Wolf Man Cometh: Photo by Richard J. Newhouse: Moved By The Spirit: Playwright and actor Will Shephard feels close to the man he wrote about.
Wolf Man Cometh
Will Shephard brings his one-man play about Jack London to Carmel’s Indoor Forest Theater.
Thursday, February 5, 2004
It was a simple suggestion, based more on looks than anything else, that started the haunting. That was back in 1975, when Will Shephard—now head of the Teledramatic Arts and Theater department at CSU Monterey Bay—was a struggling actor working in Southern California. His friend and co-actor Will Geer suggested that he write a one-man play about Jack London. The suggestion wasn’t based on much more than the fact that Shephard and London shared a similar stocky build, square face and deep-set eyes. But it set Shephard to thinking and reading, and ultimately on a path that even he is at a loss to describe.
“I was caught up in the story of his life,” says Shephard. “I’ve written other plays, but I’ve never found another historical figure I had such a connection with.”
After devouring as many biographies on London as he could, Shephard said he felt there was something missing, something hidden between the lines about the legendary author.
London’s exploits, of course, are well chronicled. Born in 1876, the author of The Call of the Wild, White Fang, and The Sea-Wolf rose from poverty to wealth and fame before dying at the age of 40. Along the way, he was a pirate, a prospector, and a playboy. He was an alcoholic and an adventurer, one of the best-known authors of his day, a noted socialist, and a possible suicide.
After doing his research, Shephard decided that London’s life indeed cried out for dramatic interpretation.
“I use poetic license,” says Shephard about the one-man play he eventually penned, Jack London: The True Story. “But I try to stay true to the man and his works.”
Interspersing selections from London’s works with his own, Shephard performs the play as London’s ghost, come back to tell his own story. And here, again, Shephard says that it was Geer who helped focus the piece. After completing his first draft of the play, Shephard took it to Geer, who asked the pivotal question, “Why did you come back?”
The resulting play, says Shephard, revolves around exploring two questions, “What would he tell us, and why would he tell us?”
For 10 years in the late ‘70s and early ‘80s, Shephard performed the play around the country, from Alaska to New York. His performance at the Performing Garage in Manhattan garnered rave reviews. Then other projects and interests prevailed—Shephard is also a poet, author, teacher and filmmaker—and the piece lay dormant for about 20 years.
At the urging of his friend, Richard Newhouse, who co-directs the production that opens Friday in Carmel, Shephard picked up the script again late last year and began re-evaluating it.
Although Shephard says for the main part he was happy with the piece, 20 years of maturity caused him to rewrite some of it.
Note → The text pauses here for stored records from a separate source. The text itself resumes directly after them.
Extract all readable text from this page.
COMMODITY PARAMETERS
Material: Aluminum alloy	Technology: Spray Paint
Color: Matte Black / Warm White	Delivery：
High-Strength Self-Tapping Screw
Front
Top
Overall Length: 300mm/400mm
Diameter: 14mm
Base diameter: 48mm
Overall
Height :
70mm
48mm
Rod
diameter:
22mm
“The score is still there,” smiles Shephard, “I just added to the music.”
As Shephard talks of London’s life, there is an unmistakable intensity to his voice and from time to time his eyes glisten—clearly this is no trivial pursuit for him. He seems at a loss to account for how his path and London’s keep crossing.
At one point Shephard got a gig with the Alaska Repertory Theater—and found himself dog-sledding in London’s snowy haunts. Now he’ll be performing his play at Carmel’s historic Forest Theater, a locale that was ground zero for Carmel’s Bohemian crowd shortly after the turn of the 20th century.
The theater was not just a gathering place for the ragtag band of artists, writers and free spirits who lived in the town, it was also a place where they merged their talents to produce theatrical events. London would have been well aware of the venue where Shephard will be performing; the writer made several trips to Carmel in those years to visit his good friend George Sterling, the leader of the town’s Bohemian flock.
For his part, Shephard denies he’s intentionally shadowing London. It’s all coincidence and mystery.
“It’s not as if I was following London’s life,” says Shephard. “It’s more like it’s following me.”
But then, almost in the next breath, Shephard talks about his decision to perform the play again, after so many years. And you almost have to wonder who’s haunting whom.
“There was something missing from my life,” says Shephard. “I didn’t know how much I was missing.”